Lebler ve güller soldu usul usul
Gelmedin gülistana ey bülbül
-L-
Sisler bulvarında seni kaybettim.
Sokak lambaları öksürüyordu.
Yukarıda bulutlar yürüyordu.
–S,K,R-
Eylülde melul olduğu gönül soldu da lale
Bir kâküle meyletti gönül geldi bu hale
-L-
20. SECİ: Düzyazıda sözcüklerin uyaklı olacak biçimde sıralanmasıdır.
Aşktır gönlü gülşen eden, aşktır içi ve dışı ruşen eden. Her aşk davasın eden aşık olmaz ve
her muhabbetten dem vuran sadık olmaz.

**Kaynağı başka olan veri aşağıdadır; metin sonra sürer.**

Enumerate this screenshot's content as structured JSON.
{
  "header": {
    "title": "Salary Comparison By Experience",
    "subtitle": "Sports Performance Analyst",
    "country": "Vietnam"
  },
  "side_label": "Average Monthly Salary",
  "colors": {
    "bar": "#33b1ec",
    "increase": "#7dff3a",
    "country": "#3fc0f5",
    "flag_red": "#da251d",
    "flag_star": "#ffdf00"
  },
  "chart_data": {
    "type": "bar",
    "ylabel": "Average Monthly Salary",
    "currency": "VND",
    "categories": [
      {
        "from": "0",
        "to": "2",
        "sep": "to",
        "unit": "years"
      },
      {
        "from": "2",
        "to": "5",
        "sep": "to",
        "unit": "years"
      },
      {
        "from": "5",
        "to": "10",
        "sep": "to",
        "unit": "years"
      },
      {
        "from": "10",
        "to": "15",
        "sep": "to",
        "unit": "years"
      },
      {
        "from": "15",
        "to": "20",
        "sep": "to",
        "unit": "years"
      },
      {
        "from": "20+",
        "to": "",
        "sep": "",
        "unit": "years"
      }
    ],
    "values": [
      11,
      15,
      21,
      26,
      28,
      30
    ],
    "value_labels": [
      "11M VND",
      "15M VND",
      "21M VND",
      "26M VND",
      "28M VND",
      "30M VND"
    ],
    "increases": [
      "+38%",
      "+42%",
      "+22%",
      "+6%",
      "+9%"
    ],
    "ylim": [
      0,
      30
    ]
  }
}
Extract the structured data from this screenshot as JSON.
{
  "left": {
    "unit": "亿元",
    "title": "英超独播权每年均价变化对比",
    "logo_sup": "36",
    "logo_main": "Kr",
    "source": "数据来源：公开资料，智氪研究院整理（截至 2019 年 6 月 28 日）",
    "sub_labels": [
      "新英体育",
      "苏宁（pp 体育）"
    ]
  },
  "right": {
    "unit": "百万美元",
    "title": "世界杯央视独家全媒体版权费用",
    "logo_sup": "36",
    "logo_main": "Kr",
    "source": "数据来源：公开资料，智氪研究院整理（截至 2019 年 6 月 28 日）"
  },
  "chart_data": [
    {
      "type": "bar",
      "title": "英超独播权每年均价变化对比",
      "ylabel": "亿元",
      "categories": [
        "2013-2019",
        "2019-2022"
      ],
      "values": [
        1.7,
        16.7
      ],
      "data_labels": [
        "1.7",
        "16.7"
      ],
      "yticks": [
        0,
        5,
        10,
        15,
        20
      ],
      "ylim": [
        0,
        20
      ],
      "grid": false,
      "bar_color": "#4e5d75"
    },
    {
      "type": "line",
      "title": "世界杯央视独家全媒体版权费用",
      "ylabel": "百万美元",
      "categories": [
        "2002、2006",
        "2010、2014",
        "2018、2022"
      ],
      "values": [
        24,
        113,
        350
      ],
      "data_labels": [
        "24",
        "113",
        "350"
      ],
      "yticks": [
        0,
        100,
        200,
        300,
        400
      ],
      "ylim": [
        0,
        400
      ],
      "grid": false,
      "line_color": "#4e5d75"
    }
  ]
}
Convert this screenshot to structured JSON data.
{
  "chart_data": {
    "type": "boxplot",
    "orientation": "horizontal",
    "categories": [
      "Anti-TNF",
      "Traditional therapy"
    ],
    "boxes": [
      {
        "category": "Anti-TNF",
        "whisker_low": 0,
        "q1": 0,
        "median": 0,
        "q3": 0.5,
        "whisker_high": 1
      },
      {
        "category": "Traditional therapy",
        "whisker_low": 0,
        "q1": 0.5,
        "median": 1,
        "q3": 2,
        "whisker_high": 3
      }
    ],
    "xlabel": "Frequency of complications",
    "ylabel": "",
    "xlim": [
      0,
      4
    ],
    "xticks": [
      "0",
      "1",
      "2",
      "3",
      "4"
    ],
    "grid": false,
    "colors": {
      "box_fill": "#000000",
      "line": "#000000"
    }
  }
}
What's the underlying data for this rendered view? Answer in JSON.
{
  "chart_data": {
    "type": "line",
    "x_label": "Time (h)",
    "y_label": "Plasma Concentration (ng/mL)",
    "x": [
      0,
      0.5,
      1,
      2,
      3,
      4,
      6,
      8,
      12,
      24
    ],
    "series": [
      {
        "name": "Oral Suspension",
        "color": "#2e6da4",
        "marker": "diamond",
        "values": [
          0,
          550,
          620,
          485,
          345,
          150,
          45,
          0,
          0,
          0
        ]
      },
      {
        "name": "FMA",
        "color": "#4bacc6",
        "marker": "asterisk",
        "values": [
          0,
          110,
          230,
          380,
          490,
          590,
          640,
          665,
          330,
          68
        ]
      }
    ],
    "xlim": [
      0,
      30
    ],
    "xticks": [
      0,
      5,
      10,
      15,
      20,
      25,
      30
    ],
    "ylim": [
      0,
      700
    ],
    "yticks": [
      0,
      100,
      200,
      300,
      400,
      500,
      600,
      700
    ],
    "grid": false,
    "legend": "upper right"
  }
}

Aşıkım diyen nam ü nişandan geçer, yetmez deyü
canan için candan geçer.
21. İRSAL-I MESEL: Söylenen bir düşünceyi inandırıcı kılmak ve pekiştirmek amacıyla
söze bir atasözü ya da özdeyiş katmaya irsal-i mesel denir.
Tok olanlar bilemez çektiğini aç kalanın / Sırtı pek kimseye ahval-i şitâ yaz görünür
(Sami) (Ahval-i şitâ : Kış ortamı)
Meseldir, gülşen-i âlemde bir gülle bahar olmaz.
Cihan-ara cihan içredir arayı bilmezler
O mahiler ki derya içredir deryayı bilmezler.